Notevoli rischi ambientali sono oggi rappresentati dall'espansione dell'abitato e degli insediamenti industriali, dall'incognita dei piani regionali di mobilità e conseguentemente di escavazione, che potrebbero stravolgere l'attuale assetto della viabilità e delle destinazioni produttive e paesaggistiche occupando una parte ingente dell'attuale campagna, soprattutto nelle zone naturalistiche ancora interessanti come la costa e tutto il declivio verso il letto dell'Adda.
Non c'è molto da dire sulle tradizioni casiratesi, per lo più riconducibili alla ritualità religiosa comune a tutto il territorio circostante e come tali in netto declino.
Feste patronali del paese sono la ricorrenza di S. Marco, il 25 aprile, con processione al Santuario di Caravaggio e la celebrazione della Madonna ad ottobre. Tipiche dei periodi estivi erano nei tempi passati le "infiorate" di carta che ornavano i portoni dei cortili, le "foiade", una tipica pasta confezionata in casa a forma di farfalla, condita con sughi con i quali i casiratesi si sbrodolavano abbondantemente gli abiti festivi, a detta dei visitatori pettegoli, e le ciambelle, che non avevano niente di diverso da quelle preparate nei paesi vicini.
Altre usanze, come le sfilate carnevalesche di carri e le competizioni tra "contrade", sono invenzioni recenti e non hanno nessun fondamento storico nel paese.
Permanevano invece, fino a qualche decennio fa, e sono ora del tutto abbandonate alcune usanze legate ad antichi culti pagani degli alberi, ma anche i più anziani le ricordano a fatica. Non è invece chiaro perché i casiratesi fossero soprannominati in passato "gusetù", giacché potevano essere gozzuti o colpiti da pellagra e da altri malanni della povertà, esattamente come gli abitanti dei paesi vicini. Forse l'epiteto stava a sottolineare la nomea di sciocchi, grossolani e creduloni di cui, non si sa con quanto merito, queste genti godevano: tra gli anziani dei borghi del circondario abbondano gli aneddoti al riguardo. Resta da citare un aspetto deteriore delle tradizioni casiratesi: la rivalità campanilistica che ha diviso per decenni o forse più gli abitanti dai vicini arzaghesi, creando pregiudizi e scarsa volontà di collaborazione nell'affrontare problemi comuni.
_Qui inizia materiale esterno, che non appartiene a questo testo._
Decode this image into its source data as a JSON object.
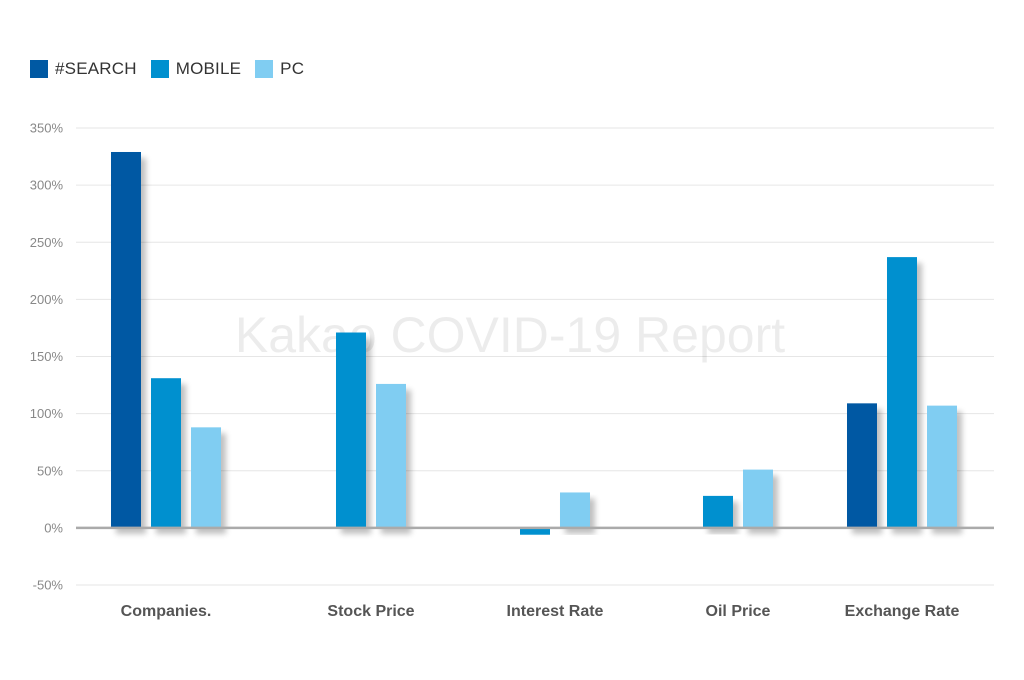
{
  "chart_data": {
    "type": "bar",
    "watermark": "Kakao COVID-19 Report",
    "categories": [
      "Companies.",
      "Stock Price",
      "Interest Rate",
      "Oil Price",
      "Exchange Rate"
    ],
    "series": [
      {
        "name": "#SEARCH",
        "color": "#0059A3",
        "values": [
          329,
          null,
          null,
          null,
          109
        ]
      },
      {
        "name": "MOBILE",
        "color": "#0090CF",
        "values": [
          131,
          171,
          -6,
          28,
          237
        ]
      },
      {
        "name": "PC",
        "color": "#80CDF2",
        "values": [
          88,
          126,
          31,
          51,
          107
        ]
      }
    ],
    "yticks": [
      "350%",
      "300%",
      "250%",
      "200%",
      "150%",
      "100%",
      "50%",
      "0%",
      "-50%"
    ],
    "ylim": [
      -50,
      350
    ],
    "ytick_step": 50,
    "grid": true,
    "legend_position": "top-left",
    "title": "",
    "xlabel": "",
    "ylabel": ""
  }
}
Spesso uniti ma sempre autonomi negli interessi, i due abitati hanno instaurato in certi momenti un clima di sospetto reciproco, che potrebbe sembrare ridicolo se non avesse avuto anche le sue vittime.
Si arrivò persino alle cosiddette "guerre delle sassate", che vedevano i giovani casiratesi attendere, appostati sulla scalinata della chiesa, gli arzaghesi che si recavano a Treviglio a piedi per lavoro, colpendoli con fitte sassaiole in modo da costringerli a seguire un altro percorso intorno al paese.
Se si pensa alla fatica che ciascuno doveva affrontare nei decenni passati per sopravvivere, queste angherie supplementari dovrebbero apparire nella loro triste luce dì lotte tra poveri e costituire un monito per il superamento di stereotipi e generalizzazioni, che portano solo disgrazie: si sa, infatti che a causa di questi atteggiamenti ci scappò anche il morto, creando ulteriore odio tra le famiglie dei due paesi.
Oggi, per fortuna, l'afflusso di altra gente e altra cultura nei nostri centri ha contribuito a far relativizzare agli abitanti quel bisogno di identità mal direzionato e sembra si siano sfaldati i movimenti dì quelle rivalità.
A metà strada tra Casirate ed Arzago si trova un porticato, probabilmente un riparo agricolo lì da tempo immemorabile, un po' simbolo di unione tra genti in cerca d'ombra, sovrastato dall'alto della costa poco distante dalla chioma di un grande platano, la "pianta d'or", anch'esso più vecchio del più vecchio di ciascun paese, che spinge le sue radici chissà dove: unica costruzione inutile e unico "piantù" superstite, sopravvissuti al tempo e ai giochi della geografia e della politica, sono queste, forse le testimonianze storiche pia preziose del territorio, perché, come la gente che ha generato questo piccolo paese, nascono non dalle ambizioni di glorie e bellezze lontane, ma dalla terra e dal lavoro e come tutti i figli della terra e del lavoro sanno vedere molto lontano.